30.3 Written Determinations.

      All determinations by the Committee as to the establishment of performance objectives, the amount of any Performance Award pool or potential individual Performance Awards and as to the achievement of performance objectives relating to Performance Awards under Section 30.1, and the amount of any Annual Incentive Award pool or potential individual Annual Incentive Awards and the amount of final Annual Incentive Awards under Section 30.2, shall be made in writing in the case of any Award intended to qualify under Code Section 162(m). To the extent required to comply with Code Section 162(m), the Committee may delegate any responsibility relating to such Performance Awards or Annual Incentive Awards.

30.4 Status of Section 30.1. and Section 30.2 Awards Under Code Section 162(m)
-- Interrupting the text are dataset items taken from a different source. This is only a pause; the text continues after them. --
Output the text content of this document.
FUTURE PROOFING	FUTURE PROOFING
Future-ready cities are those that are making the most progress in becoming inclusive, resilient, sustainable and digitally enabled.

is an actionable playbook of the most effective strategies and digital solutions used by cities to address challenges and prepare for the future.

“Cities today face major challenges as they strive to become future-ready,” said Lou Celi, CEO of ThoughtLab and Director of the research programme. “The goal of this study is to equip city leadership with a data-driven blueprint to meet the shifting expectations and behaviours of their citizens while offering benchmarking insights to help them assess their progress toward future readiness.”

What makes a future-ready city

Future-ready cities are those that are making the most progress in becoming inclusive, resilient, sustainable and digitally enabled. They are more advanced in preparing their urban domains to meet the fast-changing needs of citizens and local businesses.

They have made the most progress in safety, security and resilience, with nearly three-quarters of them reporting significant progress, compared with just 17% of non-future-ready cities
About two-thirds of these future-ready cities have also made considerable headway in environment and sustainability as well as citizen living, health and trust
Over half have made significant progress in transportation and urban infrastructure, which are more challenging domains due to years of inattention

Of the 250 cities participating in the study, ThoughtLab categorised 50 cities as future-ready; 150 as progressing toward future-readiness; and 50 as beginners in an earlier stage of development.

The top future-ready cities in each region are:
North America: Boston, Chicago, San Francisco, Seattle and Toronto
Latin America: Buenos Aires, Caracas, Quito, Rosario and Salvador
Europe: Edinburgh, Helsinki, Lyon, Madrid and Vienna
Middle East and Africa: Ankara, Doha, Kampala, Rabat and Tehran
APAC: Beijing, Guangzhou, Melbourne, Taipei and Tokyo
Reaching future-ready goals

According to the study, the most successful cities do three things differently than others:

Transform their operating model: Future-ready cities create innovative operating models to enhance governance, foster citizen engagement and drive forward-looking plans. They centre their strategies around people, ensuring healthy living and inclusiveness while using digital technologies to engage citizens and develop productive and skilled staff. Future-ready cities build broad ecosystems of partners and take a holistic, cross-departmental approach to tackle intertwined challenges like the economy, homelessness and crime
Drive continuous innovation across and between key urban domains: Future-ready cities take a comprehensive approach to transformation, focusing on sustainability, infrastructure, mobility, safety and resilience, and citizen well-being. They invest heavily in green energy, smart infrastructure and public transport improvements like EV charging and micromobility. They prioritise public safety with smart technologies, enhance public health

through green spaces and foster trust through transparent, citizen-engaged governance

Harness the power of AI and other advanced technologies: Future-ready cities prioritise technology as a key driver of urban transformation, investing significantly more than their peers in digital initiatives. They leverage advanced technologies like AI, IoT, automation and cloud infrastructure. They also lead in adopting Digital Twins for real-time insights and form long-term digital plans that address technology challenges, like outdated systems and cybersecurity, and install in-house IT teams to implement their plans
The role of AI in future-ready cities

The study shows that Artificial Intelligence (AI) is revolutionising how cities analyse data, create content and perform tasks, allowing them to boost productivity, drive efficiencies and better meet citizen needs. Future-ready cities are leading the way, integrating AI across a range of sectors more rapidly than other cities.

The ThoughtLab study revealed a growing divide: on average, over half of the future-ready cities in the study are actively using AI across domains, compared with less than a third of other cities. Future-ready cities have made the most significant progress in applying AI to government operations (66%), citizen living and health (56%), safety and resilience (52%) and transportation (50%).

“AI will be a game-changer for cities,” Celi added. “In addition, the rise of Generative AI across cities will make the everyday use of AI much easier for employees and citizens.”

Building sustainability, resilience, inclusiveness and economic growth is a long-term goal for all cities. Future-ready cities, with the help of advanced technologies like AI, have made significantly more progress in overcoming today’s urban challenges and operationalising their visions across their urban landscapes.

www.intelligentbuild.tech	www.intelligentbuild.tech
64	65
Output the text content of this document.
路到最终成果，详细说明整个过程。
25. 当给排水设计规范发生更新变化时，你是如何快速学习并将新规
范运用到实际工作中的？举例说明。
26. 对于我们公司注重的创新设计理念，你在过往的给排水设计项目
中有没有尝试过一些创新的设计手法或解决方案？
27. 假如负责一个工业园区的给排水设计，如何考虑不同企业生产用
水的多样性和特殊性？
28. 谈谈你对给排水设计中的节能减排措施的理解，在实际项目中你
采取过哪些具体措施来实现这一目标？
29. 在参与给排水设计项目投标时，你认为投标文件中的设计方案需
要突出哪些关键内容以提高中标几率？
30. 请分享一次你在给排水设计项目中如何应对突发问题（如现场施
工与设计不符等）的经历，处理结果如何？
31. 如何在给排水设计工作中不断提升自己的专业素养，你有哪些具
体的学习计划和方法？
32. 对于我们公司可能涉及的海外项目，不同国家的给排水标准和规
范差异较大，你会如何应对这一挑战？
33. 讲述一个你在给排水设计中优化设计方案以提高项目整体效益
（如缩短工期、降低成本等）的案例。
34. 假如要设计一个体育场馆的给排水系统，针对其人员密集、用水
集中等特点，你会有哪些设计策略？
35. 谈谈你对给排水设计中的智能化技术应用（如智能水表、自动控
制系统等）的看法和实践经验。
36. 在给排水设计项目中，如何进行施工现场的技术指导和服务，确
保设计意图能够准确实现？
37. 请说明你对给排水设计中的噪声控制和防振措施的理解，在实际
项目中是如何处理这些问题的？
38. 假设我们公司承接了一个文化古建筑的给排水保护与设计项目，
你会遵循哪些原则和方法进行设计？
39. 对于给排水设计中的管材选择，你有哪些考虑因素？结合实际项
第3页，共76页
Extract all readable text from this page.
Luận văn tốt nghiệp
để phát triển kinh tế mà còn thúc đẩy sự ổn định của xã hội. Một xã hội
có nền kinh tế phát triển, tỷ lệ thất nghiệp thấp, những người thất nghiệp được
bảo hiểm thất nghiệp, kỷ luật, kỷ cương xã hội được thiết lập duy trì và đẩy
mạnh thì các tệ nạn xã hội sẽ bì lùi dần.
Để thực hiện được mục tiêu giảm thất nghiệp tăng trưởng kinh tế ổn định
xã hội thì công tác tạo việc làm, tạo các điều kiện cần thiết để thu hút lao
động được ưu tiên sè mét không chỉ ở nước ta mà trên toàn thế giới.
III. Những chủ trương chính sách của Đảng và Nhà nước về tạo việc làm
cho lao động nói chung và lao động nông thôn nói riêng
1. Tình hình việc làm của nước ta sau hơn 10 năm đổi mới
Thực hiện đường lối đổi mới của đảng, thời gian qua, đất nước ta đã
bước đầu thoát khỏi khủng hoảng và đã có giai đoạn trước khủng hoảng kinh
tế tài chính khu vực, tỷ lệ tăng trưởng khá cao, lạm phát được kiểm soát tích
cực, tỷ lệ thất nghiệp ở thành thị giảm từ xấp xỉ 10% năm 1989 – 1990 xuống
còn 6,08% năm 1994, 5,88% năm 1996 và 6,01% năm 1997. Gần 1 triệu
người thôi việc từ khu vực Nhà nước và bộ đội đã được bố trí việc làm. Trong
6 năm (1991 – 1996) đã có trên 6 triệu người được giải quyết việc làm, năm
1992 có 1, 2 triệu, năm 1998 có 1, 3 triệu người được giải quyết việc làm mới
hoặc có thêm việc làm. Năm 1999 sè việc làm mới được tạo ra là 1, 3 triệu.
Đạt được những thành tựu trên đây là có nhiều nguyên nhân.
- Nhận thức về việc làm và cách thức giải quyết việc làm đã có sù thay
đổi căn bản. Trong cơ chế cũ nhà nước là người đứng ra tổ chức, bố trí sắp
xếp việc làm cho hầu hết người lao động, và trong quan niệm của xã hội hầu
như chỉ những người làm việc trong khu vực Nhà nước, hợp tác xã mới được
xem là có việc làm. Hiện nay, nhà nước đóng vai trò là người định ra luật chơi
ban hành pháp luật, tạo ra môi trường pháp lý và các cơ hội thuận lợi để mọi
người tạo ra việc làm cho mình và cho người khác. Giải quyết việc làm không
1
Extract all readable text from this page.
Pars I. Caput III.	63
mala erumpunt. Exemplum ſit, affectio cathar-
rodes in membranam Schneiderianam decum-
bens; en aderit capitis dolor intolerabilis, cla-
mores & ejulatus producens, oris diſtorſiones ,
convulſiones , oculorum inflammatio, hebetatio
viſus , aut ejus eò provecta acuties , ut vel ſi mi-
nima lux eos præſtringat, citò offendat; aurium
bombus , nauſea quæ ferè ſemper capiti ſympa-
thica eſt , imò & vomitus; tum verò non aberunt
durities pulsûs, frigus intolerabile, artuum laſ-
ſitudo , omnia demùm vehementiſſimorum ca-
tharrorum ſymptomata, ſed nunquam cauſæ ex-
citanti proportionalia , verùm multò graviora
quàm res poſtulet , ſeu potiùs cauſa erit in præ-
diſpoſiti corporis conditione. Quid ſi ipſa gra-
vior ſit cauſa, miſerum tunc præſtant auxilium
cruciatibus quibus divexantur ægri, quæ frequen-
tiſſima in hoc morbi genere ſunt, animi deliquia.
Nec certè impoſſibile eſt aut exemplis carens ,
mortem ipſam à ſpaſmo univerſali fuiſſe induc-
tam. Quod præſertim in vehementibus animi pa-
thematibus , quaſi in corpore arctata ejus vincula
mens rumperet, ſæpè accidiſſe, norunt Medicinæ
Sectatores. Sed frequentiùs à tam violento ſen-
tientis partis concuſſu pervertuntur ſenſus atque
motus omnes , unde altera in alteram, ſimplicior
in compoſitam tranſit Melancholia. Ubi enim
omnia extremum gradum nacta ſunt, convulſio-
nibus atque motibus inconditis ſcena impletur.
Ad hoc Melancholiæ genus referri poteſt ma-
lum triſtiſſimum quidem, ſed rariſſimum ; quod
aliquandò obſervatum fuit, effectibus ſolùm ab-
      It is the intent of the Company that Performance Awards and Annual Incentive Awards under Section 30.1 and Section 30.2 hereof granted to persons who are designated by the Committee as likely to be Covered Employees within the meaning of Code Section 162(m) and regulations thereunder shall, if so designated by the Committee, constitute “qualified performance-based compensation” within the meaning of Code Section 162(m) and regulations thereunder. Accordingly, the terms of Section 30.1 and Section 30.2, including the definitions of Covered Employee and other terms used therein, shall be interpreted in a manner consistent with Code Section 162(m) and regulations thereunder. The foregoing notwithstanding, because the Committee cannot determine with certainty whether a given Grantee will be a Covered Employee with respect to a fiscal year that has not yet been completed, the term Covered Employee as used herein shall mean only a person designated by the Committee, at the time of grant of Performance Awards or an Annual Incentive Award, as likely to be a Covered Employee with respect to that fiscal year. If any provision of the Plan or any agreement relating to such Performance Awards or Annual Incentive Awards does not comply or is inconsistent with the requirements of Code Section 162(m) or regulations thereunder, such provision shall be construed or deemed amended to the extent necessary to conform to such requirements.